James Axler – Judas Strike

As if in response, Krysty’s voice cried out, her blaster blazing steadily. More voices were raised, the smoke and steel walls distorting their origins. A riderless horse galloped past Ryan, almost knocking him down. The LeMat discharged five, six, seven times in a row, the last answered by an anguished scream. Slapping in a fresh clip, Ryan grunted in approval.

Suddenly, he heard the sound of splintering wood, followed by the sound of two blasters firing together. Then it abruptly stopped. Pocketing the gren, Ryan headed for the baron’s home. As he went past the well, a spear stabbed out of the swirling fumes, the shaft coming so close it passed through his black hair, ripping some out by the roots. Ignoring the minor pain, Ryan spun and fired from the hip. There was the meaty thump of a slug hitting flesh, but again no cry of pain. The invaders seemed to make noise only when they died; wounds meant nothing to them.

Huffing horses were running everywhere in the compound, the bones of the dead audibly cracking under their hooves. A flintlock discharged, a revolver answered, and then there was silence. No sound or movement for several minutes.

Barely breathing, Ryan stood stock-still, straining to hear anything. But the eerie quiet continued. Even the scavenger birds were gone, and the complete lack of noise seemed thicker than the roiling clouds of gray smoke.

Chapter Seven

Chaos and pain filled J.B.’s world as he sluggishly came awake.

He was tied wrist to ankle, bouncing on something hard that kept slamming into his stomach, knocking the breath out of his lungs, and he was facedown with the ground moving past his face at great speed. Dark night! He was tied over the back of a galloping horse. A big one, white with black stripes on its rump.

There were a lot of horses, fifteen, maybe twenty, and he caught jumping glimpses of the riders. Gray camou! So that’s how they did it. Clever bastards. The group was racing along the dried riverbed, the hard-packed earth cracked in a mosaic pattern. The stink of sour horse sweat and badly cured leather nearly made him vomit, but he fought it. With his mouth gagged, he could easily drown if his stomach rebelled. Out of the hundreds of ways to die, that was suddenly the worst he could think of.

Struggling against his bonds, he tried to see the rider on his horse, but there was a bundle in the way. In horror he realized it was three of the gray men roped together and stacked across the back of the beast. J.B. was near the rump, which explained the severe jostling. They took their dead? Oh, no.

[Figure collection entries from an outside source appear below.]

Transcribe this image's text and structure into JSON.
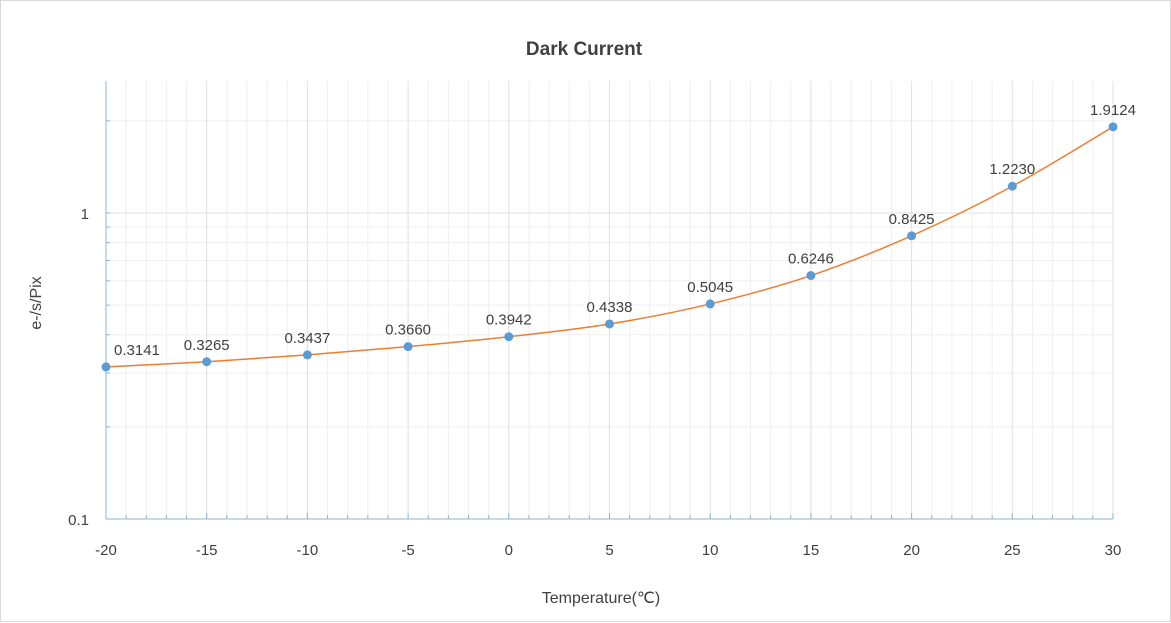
{
  "chart_data": {
    "type": "line",
    "title": "Dark Current",
    "xlabel": "Temperature(℃)",
    "ylabel": "e-/s/Pix",
    "x": [
      -20,
      -15,
      -10,
      -5,
      0,
      5,
      10,
      15,
      20,
      25,
      30
    ],
    "series": [
      {
        "values": [
          0.3141,
          0.3265,
          0.3437,
          0.366,
          0.3942,
          0.4338,
          0.5045,
          0.6246,
          0.8425,
          1.223,
          1.9124
        ],
        "labels": [
          "0.3141",
          "0.3265",
          "0.3437",
          "0.3660",
          "0.3942",
          "0.4338",
          "0.5045",
          "0.6246",
          "0.8425",
          "1.2230",
          "1.9124"
        ]
      }
    ],
    "xlim": [
      -20,
      30
    ],
    "ylim": [
      0.1,
      2.7
    ],
    "yscale": "log",
    "x_ticks": [
      "-20",
      "-15",
      "-10",
      "-5",
      "0",
      "5",
      "10",
      "15",
      "20",
      "25",
      "30"
    ],
    "y_ticks": [
      {
        "value": 0.1,
        "label": "0.1"
      },
      {
        "value": 1,
        "label": "1"
      }
    ],
    "grid": true,
    "colors": {
      "line": "#ed7d31",
      "marker": "#5b9bd5",
      "grid": "#e0e0e0",
      "axis": "#8ab4d4"
    }
  }
}
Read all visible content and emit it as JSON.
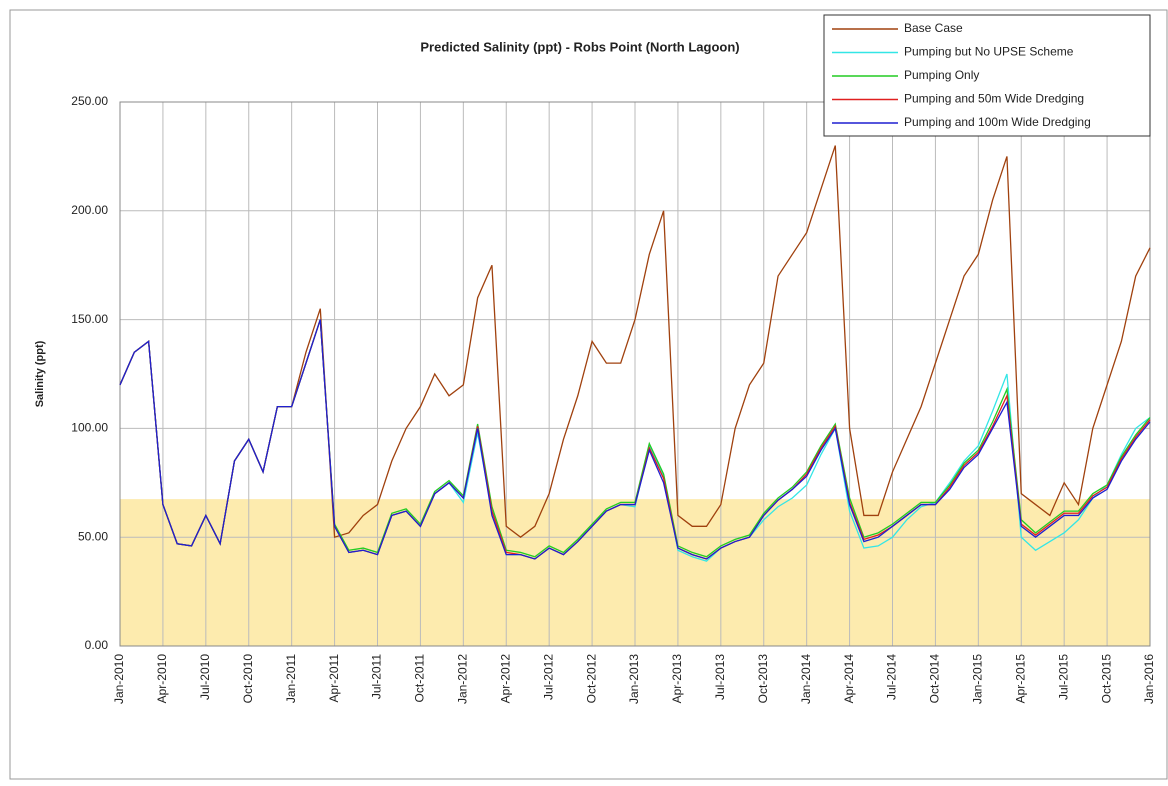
{
  "chart_data": {
    "type": "line",
    "title": "Predicted Salinity (ppt) - Robs Point (North Lagoon)",
    "y_label": "Salinity (ppt)",
    "x": [
      "2010-01",
      "2010-02",
      "2010-03",
      "2010-04",
      "2010-05",
      "2010-06",
      "2010-07",
      "2010-08",
      "2010-09",
      "2010-10",
      "2010-11",
      "2010-12",
      "2011-01",
      "2011-02",
      "2011-03",
      "2011-04",
      "2011-05",
      "2011-06",
      "2011-07",
      "2011-08",
      "2011-09",
      "2011-10",
      "2011-11",
      "2011-12",
      "2012-01",
      "2012-02",
      "2012-03",
      "2012-04",
      "2012-05",
      "2012-06",
      "2012-07",
      "2012-08",
      "2012-09",
      "2012-10",
      "2012-11",
      "2012-12",
      "2013-01",
      "2013-02",
      "2013-03",
      "2013-04",
      "2013-05",
      "2013-06",
      "2013-07",
      "2013-08",
      "2013-09",
      "2013-10",
      "2013-11",
      "2013-12",
      "2014-01",
      "2014-02",
      "2014-03",
      "2014-04",
      "2014-05",
      "2014-06",
      "2014-07",
      "2014-08",
      "2014-09",
      "2014-10",
      "2014-11",
      "2014-12",
      "2015-01",
      "2015-02",
      "2015-03",
      "2015-04",
      "2015-05",
      "2015-06",
      "2015-07",
      "2015-08",
      "2015-09",
      "2015-10",
      "2015-11",
      "2015-12",
      "2016-01"
    ],
    "series": [
      {
        "name": "Base Case",
        "color": "#a0410e",
        "values": [
          120,
          135,
          140,
          65,
          47,
          46,
          60,
          47,
          85,
          95,
          80,
          110,
          110,
          135,
          155,
          50,
          52,
          60,
          65,
          85,
          100,
          110,
          125,
          115,
          120,
          160,
          175,
          55,
          50,
          55,
          70,
          95,
          115,
          140,
          130,
          130,
          150,
          180,
          200,
          60,
          55,
          55,
          65,
          100,
          120,
          130,
          170,
          180,
          190,
          210,
          230,
          100,
          60,
          60,
          80,
          95,
          110,
          130,
          150,
          170,
          180,
          205,
          225,
          70,
          65,
          60,
          75,
          65,
          100,
          120,
          140,
          170,
          183
        ]
      },
      {
        "name": "Pumping but No UPSE Scheme",
        "color": "#33e6e6",
        "values": [
          120,
          135,
          140,
          65,
          47,
          46,
          60,
          47,
          85,
          95,
          80,
          110,
          110,
          130,
          150,
          55,
          43,
          44,
          42,
          60,
          62,
          55,
          70,
          75,
          66,
          98,
          62,
          42,
          42,
          40,
          45,
          42,
          48,
          55,
          62,
          65,
          64,
          92,
          78,
          44,
          41,
          39,
          45,
          48,
          50,
          58,
          64,
          68,
          74,
          88,
          100,
          62,
          45,
          46,
          50,
          58,
          64,
          66,
          75,
          85,
          92,
          108,
          125,
          50,
          44,
          48,
          52,
          58,
          68,
          74,
          88,
          100,
          105
        ]
      },
      {
        "name": "Pumping Only",
        "color": "#22cc22",
        "values": [
          120,
          135,
          140,
          65,
          47,
          46,
          60,
          47,
          85,
          95,
          80,
          110,
          110,
          130,
          150,
          56,
          44,
          45,
          43,
          61,
          63,
          56,
          71,
          76,
          69,
          102,
          64,
          44,
          43,
          41,
          46,
          43,
          49,
          56,
          63,
          66,
          66,
          93,
          79,
          46,
          43,
          41,
          46,
          49,
          51,
          61,
          68,
          73,
          80,
          92,
          102,
          68,
          50,
          52,
          56,
          61,
          66,
          66,
          74,
          84,
          90,
          103,
          118,
          58,
          52,
          57,
          62,
          62,
          70,
          74,
          87,
          97,
          105
        ]
      },
      {
        "name": "Pumping and 50m Wide Dredging",
        "color": "#e02020",
        "values": [
          120,
          135,
          140,
          65,
          47,
          46,
          60,
          47,
          85,
          95,
          80,
          110,
          110,
          130,
          150,
          55,
          43,
          44,
          42,
          60,
          62,
          55,
          70,
          75,
          68,
          101,
          62,
          43,
          42,
          40,
          45,
          42,
          48,
          55,
          62,
          65,
          65,
          91,
          77,
          45,
          42,
          40,
          45,
          48,
          50,
          60,
          67,
          72,
          79,
          91,
          101,
          66,
          49,
          51,
          55,
          60,
          65,
          65,
          73,
          83,
          89,
          101,
          115,
          56,
          51,
          56,
          61,
          61,
          69,
          73,
          86,
          96,
          104
        ]
      },
      {
        "name": "Pumping and 100m Wide Dredging",
        "color": "#1f1fd0",
        "values": [
          120,
          135,
          140,
          65,
          47,
          46,
          60,
          47,
          85,
          95,
          80,
          110,
          110,
          130,
          150,
          55,
          43,
          44,
          42,
          60,
          62,
          55,
          70,
          75,
          68,
          100,
          60,
          42,
          42,
          40,
          45,
          42,
          48,
          55,
          62,
          65,
          65,
          90,
          75,
          45,
          42,
          40,
          45,
          48,
          50,
          60,
          67,
          72,
          78,
          90,
          100,
          65,
          48,
          50,
          55,
          60,
          65,
          65,
          72,
          82,
          88,
          100,
          112,
          55,
          50,
          55,
          60,
          60,
          68,
          72,
          85,
          95,
          103
        ]
      }
    ],
    "band": {
      "ylim": [
        0,
        67.5
      ],
      "color": "#fde7a0"
    },
    "xlim": [
      "2010-01",
      "2016-01"
    ],
    "xticks": [
      {
        "value": "2010-01",
        "label": "Jan-2010"
      },
      {
        "value": "2010-04",
        "label": "Apr-2010"
      },
      {
        "value": "2010-07",
        "label": "Jul-2010"
      },
      {
        "value": "2010-10",
        "label": "Oct-2010"
      },
      {
        "value": "2011-01",
        "label": "Jan-2011"
      },
      {
        "value": "2011-04",
        "label": "Apr-2011"
      },
      {
        "value": "2011-07",
        "label": "Jul-2011"
      },
      {
        "value": "2011-10",
        "label": "Oct-2011"
      },
      {
        "value": "2012-01",
        "label": "Jan-2012"
      },
      {
        "value": "2012-04",
        "label": "Apr-2012"
      },
      {
        "value": "2012-07",
        "label": "Jul-2012"
      },
      {
        "value": "2012-10",
        "label": "Oct-2012"
      },
      {
        "value": "2013-01",
        "label": "Jan-2013"
      },
      {
        "value": "2013-04",
        "label": "Apr-2013"
      },
      {
        "value": "2013-07",
        "label": "Jul-2013"
      },
      {
        "value": "2013-10",
        "label": "Oct-2013"
      },
      {
        "value": "2014-01",
        "label": "Jan-2014"
      },
      {
        "value": "2014-04",
        "label": "Apr-2014"
      },
      {
        "value": "2014-07",
        "label": "Jul-2014"
      },
      {
        "value": "2014-10",
        "label": "Oct-2014"
      },
      {
        "value": "2015-01",
        "label": "Jan-2015"
      },
      {
        "value": "2015-04",
        "label": "Apr-2015"
      },
      {
        "value": "2015-07",
        "label": "Jul-2015"
      },
      {
        "value": "2015-10",
        "label": "Oct-2015"
      },
      {
        "value": "2016-01",
        "label": "Jan-2016"
      }
    ],
    "ylim": [
      0,
      250
    ],
    "yticks": [
      {
        "value": 0,
        "label": "0.00"
      },
      {
        "value": 50,
        "label": "50.00"
      },
      {
        "value": 100,
        "label": "100.00"
      },
      {
        "value": 150,
        "label": "150.00"
      },
      {
        "value": 200,
        "label": "200.00"
      },
      {
        "value": 250,
        "label": "250.00"
      }
    ],
    "grid": true,
    "legend": "top-right"
  }
}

Then a familiar sight swung into view, bouncing off the chest of the huge animal. His munitions bag was hanging from the bone pommel of the saddle, the wire stock of the Uzi sticking out the top flap. Now he had a goal. J.B. tightened his stomach muscles to handle the pounding, and worked out a couple of plans in his mind. He knew that time was against him; moments, not minutes counted here. Two plans came to mind, each seeming more dangerous than the other as he mentally reviewed them. But the man couldn’t think of a third, so he had to use one of these.

Decision made, J.B. pulled on his bonds as hard as he could, the ropes tightening painfully on his wrists and ankles, but that gave him some slack. Bracing himself, the Armorer dived forward to slide around the beast and was suddenly looking at its stomach. The hind legs started banging into his side like sledgehammers, and the ground slammed into his back so hard he feared bones would break. Breathing was impossible in this position, and J.B. fought to suck in enough air through his nostrils to stay alive. His arms felt as if they were coming out their sockets, and he squinted as hard as possible to keep his glasses from flying off.

Dark night, this was the worst idea he had ever come up with, but it was too late now to stop. They’d chill him, or blind him once they discovered he was trying to escape. This was his only chance.